オリジナルの中ではポップ・ディスコな「Take Me To The Stars」、ダンサブルな「On The Moon」、メロウな「Sophia」あたりがおススメです。
カヴァーでは「Felicidade」(Seu Jorge)、「Upside Down (Flor De Lis)」(Djavan)、「It's You I'll Always Love (Eu Sei Que Vou Te Amar)」(Jobim)、「Smooth Operator」(Sade)がおススメです。
ブラジル人ミュージシャンと交流しても、Marioの男臭く豪快なヴォーカルは圧倒的な存在感を放ちます。その意味では、ブラジル録音という部分にあまり引きずられすぎず、Mario Biondiワールドを楽しめばいいと思います。
全曲紹介しときやす。
「Felicidade」
Leandro Fab/Seu Jorge/Gabriel Moura/Pretinho Da Serrinha/Jeff Cascaro/Robin Meloy Goldsby作。Seu Jorgeのカヴァー。オリジナルは『Musicas para Churrasco, Vol. 2』(2014年)に収録されています。オリジナルの開放感を受け継ぎつつ、伊達男らしいポップ・ジャズにアップデートさせています。抜きのいいホーン・サウンドもグッド!
「Devotion (Mundo Coloridao)」
Roge/Gabriel Moura/Gabriela Da Silva Riley作。Kassinらしい新世代ブラジル・サウンドに乗って、Marioの男臭いヴォーカルが軽快に駆け抜けます。

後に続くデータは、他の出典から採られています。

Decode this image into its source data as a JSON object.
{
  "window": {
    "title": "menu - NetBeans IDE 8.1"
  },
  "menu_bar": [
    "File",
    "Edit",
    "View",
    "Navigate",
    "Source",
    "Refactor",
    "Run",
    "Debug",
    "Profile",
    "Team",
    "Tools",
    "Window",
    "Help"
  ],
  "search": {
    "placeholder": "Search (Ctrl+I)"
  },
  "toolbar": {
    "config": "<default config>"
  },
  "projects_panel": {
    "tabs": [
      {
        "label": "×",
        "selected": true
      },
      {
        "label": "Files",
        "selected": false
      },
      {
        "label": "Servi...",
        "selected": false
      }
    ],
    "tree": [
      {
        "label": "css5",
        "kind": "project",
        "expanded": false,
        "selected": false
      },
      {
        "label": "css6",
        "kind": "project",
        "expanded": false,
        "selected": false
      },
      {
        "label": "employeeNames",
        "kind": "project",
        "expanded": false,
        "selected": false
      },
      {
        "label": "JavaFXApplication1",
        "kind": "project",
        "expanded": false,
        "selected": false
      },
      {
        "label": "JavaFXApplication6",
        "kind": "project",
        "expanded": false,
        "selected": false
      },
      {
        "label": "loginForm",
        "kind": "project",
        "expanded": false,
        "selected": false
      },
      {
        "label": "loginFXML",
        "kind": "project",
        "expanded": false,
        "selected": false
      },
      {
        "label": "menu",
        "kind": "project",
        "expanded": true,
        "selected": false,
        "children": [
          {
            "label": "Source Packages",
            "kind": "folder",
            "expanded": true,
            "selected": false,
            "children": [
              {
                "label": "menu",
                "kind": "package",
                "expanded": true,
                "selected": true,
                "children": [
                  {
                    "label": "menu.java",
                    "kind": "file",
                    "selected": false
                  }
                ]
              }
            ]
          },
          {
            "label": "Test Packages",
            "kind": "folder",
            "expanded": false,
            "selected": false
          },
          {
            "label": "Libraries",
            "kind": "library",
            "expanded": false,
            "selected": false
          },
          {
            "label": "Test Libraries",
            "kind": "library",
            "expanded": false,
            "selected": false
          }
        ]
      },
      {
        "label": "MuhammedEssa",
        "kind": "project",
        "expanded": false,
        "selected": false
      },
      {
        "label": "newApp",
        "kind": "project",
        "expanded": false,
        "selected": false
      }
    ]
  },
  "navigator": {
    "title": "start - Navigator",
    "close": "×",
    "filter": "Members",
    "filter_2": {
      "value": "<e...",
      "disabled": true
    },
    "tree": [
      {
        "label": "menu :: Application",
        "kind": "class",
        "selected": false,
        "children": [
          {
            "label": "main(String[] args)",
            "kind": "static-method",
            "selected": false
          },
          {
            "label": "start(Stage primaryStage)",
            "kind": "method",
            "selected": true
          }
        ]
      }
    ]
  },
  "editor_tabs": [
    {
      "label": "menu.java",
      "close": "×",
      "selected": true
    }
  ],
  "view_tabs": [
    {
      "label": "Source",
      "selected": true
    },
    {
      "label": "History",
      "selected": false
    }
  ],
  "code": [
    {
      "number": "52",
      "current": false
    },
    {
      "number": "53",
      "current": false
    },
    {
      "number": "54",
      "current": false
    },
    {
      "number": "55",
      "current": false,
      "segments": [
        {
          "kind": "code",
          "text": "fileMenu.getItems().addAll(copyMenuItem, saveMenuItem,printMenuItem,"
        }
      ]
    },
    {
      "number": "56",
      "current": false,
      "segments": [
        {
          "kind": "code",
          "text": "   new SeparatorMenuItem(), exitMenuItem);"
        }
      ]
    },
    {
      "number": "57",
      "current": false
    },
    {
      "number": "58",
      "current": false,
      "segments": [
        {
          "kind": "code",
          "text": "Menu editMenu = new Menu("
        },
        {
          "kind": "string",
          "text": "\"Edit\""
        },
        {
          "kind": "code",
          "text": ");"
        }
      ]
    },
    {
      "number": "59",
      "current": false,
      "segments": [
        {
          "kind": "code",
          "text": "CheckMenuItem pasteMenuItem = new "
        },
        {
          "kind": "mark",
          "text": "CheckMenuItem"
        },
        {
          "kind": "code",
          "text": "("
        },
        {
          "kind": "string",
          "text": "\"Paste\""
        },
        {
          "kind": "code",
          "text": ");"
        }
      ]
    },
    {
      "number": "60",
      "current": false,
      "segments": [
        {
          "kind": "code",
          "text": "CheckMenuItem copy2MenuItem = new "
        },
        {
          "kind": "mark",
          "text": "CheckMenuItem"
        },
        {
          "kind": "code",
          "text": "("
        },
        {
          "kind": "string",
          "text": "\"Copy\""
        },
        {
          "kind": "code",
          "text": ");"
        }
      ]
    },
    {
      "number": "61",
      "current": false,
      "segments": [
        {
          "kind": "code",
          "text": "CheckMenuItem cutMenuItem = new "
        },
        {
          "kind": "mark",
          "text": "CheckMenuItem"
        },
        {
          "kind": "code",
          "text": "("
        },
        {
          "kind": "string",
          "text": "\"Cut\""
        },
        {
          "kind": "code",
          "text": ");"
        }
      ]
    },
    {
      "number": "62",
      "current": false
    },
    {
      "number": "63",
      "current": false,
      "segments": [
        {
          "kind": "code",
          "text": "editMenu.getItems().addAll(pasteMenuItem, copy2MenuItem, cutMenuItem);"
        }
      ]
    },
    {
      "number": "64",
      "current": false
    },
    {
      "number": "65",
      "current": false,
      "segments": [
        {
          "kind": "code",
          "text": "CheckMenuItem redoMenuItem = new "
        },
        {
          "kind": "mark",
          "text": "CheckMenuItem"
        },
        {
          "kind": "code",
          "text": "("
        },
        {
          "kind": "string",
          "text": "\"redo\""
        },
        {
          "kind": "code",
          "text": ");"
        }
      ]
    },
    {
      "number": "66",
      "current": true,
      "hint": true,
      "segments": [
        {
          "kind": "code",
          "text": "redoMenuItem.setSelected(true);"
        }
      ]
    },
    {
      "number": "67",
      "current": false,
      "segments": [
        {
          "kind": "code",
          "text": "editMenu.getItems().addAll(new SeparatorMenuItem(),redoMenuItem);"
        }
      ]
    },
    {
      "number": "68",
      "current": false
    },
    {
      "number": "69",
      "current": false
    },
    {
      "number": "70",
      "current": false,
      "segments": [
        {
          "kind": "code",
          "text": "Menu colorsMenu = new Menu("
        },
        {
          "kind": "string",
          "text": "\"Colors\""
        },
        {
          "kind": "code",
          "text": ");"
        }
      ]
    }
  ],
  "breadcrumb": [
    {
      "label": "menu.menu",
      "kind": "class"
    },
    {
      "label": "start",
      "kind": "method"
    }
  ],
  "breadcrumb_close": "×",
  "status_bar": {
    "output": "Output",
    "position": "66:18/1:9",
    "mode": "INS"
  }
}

https://www.youtube.com/watch?v=3z913Q9CUyc
「Upside Down (Flor De Lis)」
Djavanの名曲「Flor De Lis」をカヴァー。オリジナルは『A Voz, O Violao, A Musica De Djavan』(1976年)に収録されています。ここでは少しテンポを落としたメロウ・ボッサ・サウンドでMarioらしい低音ヴォーカルの魅力を引き出してします。
https://www.youtube.com/watch?v=hIGuKBvRdZw
「Rivederti」
Mario Biondi/Giuseppe Furnari/Dario Fisicaro作。Giuseppe Furnariの美しいピアノをバックに、Marioが美しいバラードを優しく歌い上げます。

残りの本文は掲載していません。